Ela esperava por uma confirmação, mas Will permaneceu em silêncio. Não queria revelar que estava procurando por Francesca. Além do mais, já conseguira a informação que queria: Francesca havia ido ao vilarejo, o que significava que ainda devia estar por lá. Ou isso, ou voltava para casa.

Para casa? Lingard não era mais a casa dela, pensou irritado, despedindo-se da mulher e saindo apressado. As vezes duvidava de que algum dia houvesse sido. Ela sempre tivera objetivos bem específicos, e a relação não incluíra ser mãe de seus filhos.

Will respirou fundo. Remexer em velhas feridas era inútil. Como era óbvio que Francesca não corria perigo, o melhor que tinha a fazer era voltar o mosteiro. Ela apareceria quando quisesse. Até lá, tinha os próprios problemas em que pensar, sem falar no trabalho que teria de desenvolver naquela noite para compensar o dia seguinte, que condenara ao desperdício.

Voltou ao Range Rover, guardou o maço de cigarros no porta-luvas e hesitou. Se Francesca estava a caminho do mosteiro, provavelmente a encontraria na velha trilha das carroças. Caso contrário, já a teria visto na estrada.

Ainda era dia, e a trilha era um caminho perfeitamente seguro entre o vilarejo e Lingard. Quantas vezes a percorrera em companhia de Francesca durante o tempo em que foram casados? O lugar abrigava amantes, casais apaixonados...

E voyeurs!

Decidido, desceu do carro e atravessou a praça para ingressar na trilha através da rua da igreja. A ansiedade voltara a dominá-lo, apesar de todos os argumentos lógicos sobre a segurança da área.

Salgueiros e pinheiros alinhavam-se majestosos ao longo do caminho, estendendo-se até a margem do rio, e Will sentiu uma nova onda de apreensão ao lembrar que até então nem havia pensado no curso de água. E por que deveria? Afinal, Francesca não saíra do mosteiro nervosa, abalada ou perturbada. Na última vez em que a vira na escada de serviço, ela parecia composta e tranquila.

Atento, examinou as margens do rio, mas com exceção de alguns esquilos e uma família de patos, não havia nenhum sinal de vida. Não conseguiria encontrá-la, a menos que ela decidisse aparecer.

Furioso, virou-se para voltar à praça quando viu a sombra cor de bronze escondida entre os arbustos mais altos que debruçavam-se sobre a água. Francesca usava uma camisa da mesma cor naquela tarde! Sem pensar, atirou-se pela encosta na direção da pista assustadora.

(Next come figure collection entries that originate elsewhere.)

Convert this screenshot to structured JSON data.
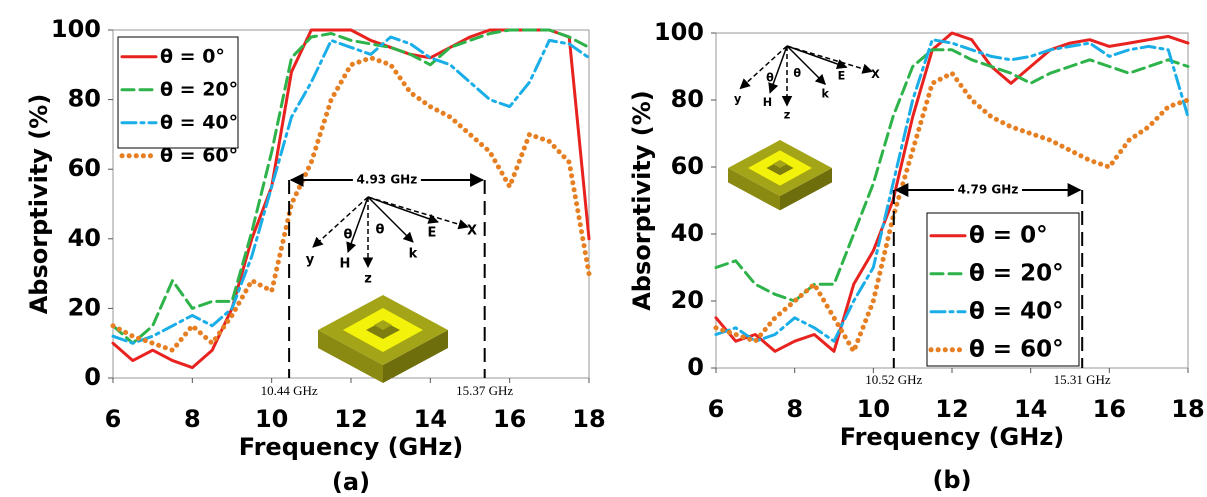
{
  "chart_data": [
    {
      "type": "line",
      "caption": "(a)",
      "xlabel": "Frequency (GHz)",
      "ylabel": "Absorptivity (%)",
      "x": [
        6,
        6.5,
        7,
        7.5,
        8,
        8.5,
        9,
        9.5,
        10,
        10.5,
        11,
        11.5,
        12,
        12.5,
        13,
        13.5,
        14,
        14.5,
        15,
        15.5,
        16,
        16.5,
        17,
        17.5,
        18
      ],
      "series": [
        {
          "name": "θ = 0°",
          "color": "#e8221f",
          "style": "solid",
          "values": [
            10,
            5,
            8,
            5,
            3,
            8,
            20,
            40,
            55,
            88,
            100,
            100,
            100,
            97,
            95,
            93,
            92,
            95,
            98,
            100,
            100,
            100,
            100,
            98,
            40
          ]
        },
        {
          "name": "θ = 20°",
          "color": "#2db34a",
          "style": "dashed",
          "values": [
            15,
            10,
            15,
            28,
            20,
            22,
            22,
            42,
            65,
            92,
            98,
            99,
            97,
            96,
            95,
            93,
            90,
            95,
            97,
            99,
            100,
            100,
            100,
            98,
            95
          ]
        },
        {
          "name": "θ = 40°",
          "color": "#1aaee8",
          "style": "dashdot",
          "values": [
            12,
            10,
            12,
            15,
            18,
            15,
            20,
            35,
            55,
            75,
            85,
            97,
            95,
            93,
            98,
            96,
            92,
            90,
            85,
            80,
            78,
            85,
            97,
            96,
            92
          ]
        },
        {
          "name": "θ = 60°",
          "color": "#e67e22",
          "style": "dotted",
          "values": [
            15,
            12,
            10,
            8,
            15,
            10,
            18,
            28,
            25,
            50,
            62,
            80,
            90,
            92,
            90,
            82,
            78,
            75,
            70,
            65,
            55,
            70,
            68,
            62,
            30
          ]
        }
      ],
      "xlim": [
        6,
        18
      ],
      "ylim": [
        0,
        100
      ],
      "xticks": [
        6,
        8,
        10,
        12,
        14,
        16,
        18
      ],
      "yticks": [
        0,
        20,
        40,
        60,
        80,
        100
      ],
      "legend": "upper left",
      "markers": [
        {
          "value": 10.44,
          "label": "10.44 GHz"
        },
        {
          "value": 15.37,
          "label": "15.37 GHz"
        }
      ],
      "bandwidth_label": "4.93 GHz",
      "inset_labels": [
        "E",
        "X",
        "y",
        "H",
        "θ",
        "θ",
        "z",
        "k"
      ]
    },
    {
      "type": "line",
      "caption": "(b)",
      "xlabel": "Frequency (GHz)",
      "ylabel": "Absorptivity (%)",
      "x": [
        6,
        6.5,
        7,
        7.5,
        8,
        8.5,
        9,
        9.5,
        10,
        10.5,
        11,
        11.5,
        12,
        12.5,
        13,
        13.5,
        14,
        14.5,
        15,
        15.5,
        16,
        16.5,
        17,
        17.5,
        18
      ],
      "series": [
        {
          "name": "θ = 0°",
          "color": "#e8221f",
          "style": "solid",
          "values": [
            15,
            8,
            10,
            5,
            8,
            10,
            5,
            25,
            35,
            50,
            75,
            95,
            100,
            98,
            90,
            85,
            90,
            95,
            97,
            98,
            96,
            97,
            98,
            99,
            97
          ]
        },
        {
          "name": "θ = 20°",
          "color": "#2db34a",
          "style": "dashed",
          "values": [
            30,
            32,
            25,
            22,
            20,
            25,
            25,
            40,
            55,
            75,
            90,
            95,
            95,
            92,
            90,
            88,
            85,
            88,
            90,
            92,
            90,
            88,
            90,
            92,
            90
          ]
        },
        {
          "name": "θ = 40°",
          "color": "#1aaee8",
          "style": "dashdot",
          "values": [
            10,
            12,
            8,
            10,
            15,
            12,
            8,
            20,
            30,
            55,
            80,
            98,
            97,
            95,
            93,
            92,
            93,
            95,
            96,
            97,
            93,
            95,
            96,
            95,
            75
          ]
        },
        {
          "name": "θ = 60°",
          "color": "#e67e22",
          "style": "dotted",
          "values": [
            12,
            10,
            8,
            15,
            20,
            25,
            15,
            5,
            20,
            45,
            65,
            85,
            88,
            80,
            75,
            72,
            70,
            68,
            65,
            62,
            60,
            68,
            72,
            78,
            80
          ]
        }
      ],
      "xlim": [
        6,
        18
      ],
      "ylim": [
        0,
        100
      ],
      "xticks": [
        6,
        8,
        10,
        12,
        14,
        16,
        18
      ],
      "yticks": [
        0,
        20,
        40,
        60,
        80,
        100
      ],
      "legend": "lower right",
      "markers": [
        {
          "value": 10.52,
          "label": "10.52 GHz"
        },
        {
          "value": 15.31,
          "label": "15.31 GHz"
        }
      ],
      "bandwidth_label": "4.79 GHz",
      "inset_labels": [
        "E",
        "X",
        "y",
        "H",
        "θ",
        "θ",
        "z",
        "k"
      ]
    }
  ]
}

Mas não era apenas uma pista, percebeu segundos depois. O ângulo da margem e a cortina de vegetação haviam criado uma espécie de ilusão de ótica, levando-o a pensar que vira apenas a camisa. Mas, ao aproximar-se, reconheceu Francesca deitada sobre a relva e, por um momento, teve a horrível impressão de que estava morta.

— Deus...

Desesperado, caiu de joelhos ao lado do corpo inerte. O rosto pálido e a respiração fraca só aumentaram sua aflição e, temendo pelo pior, tocou sua face.

Ela abriu os olhos de repente e encolheu-se, assustada como um animal acuado.

— Will! — exclamou ofegante. — Meu Deus! Quer me matar de susto?

— Foi você quem me assustou — ele respondeu em voz baixa, tentando controlar a raiva provocada pela demonstração de irresponsabilidade. — O que pensa estar fazendo?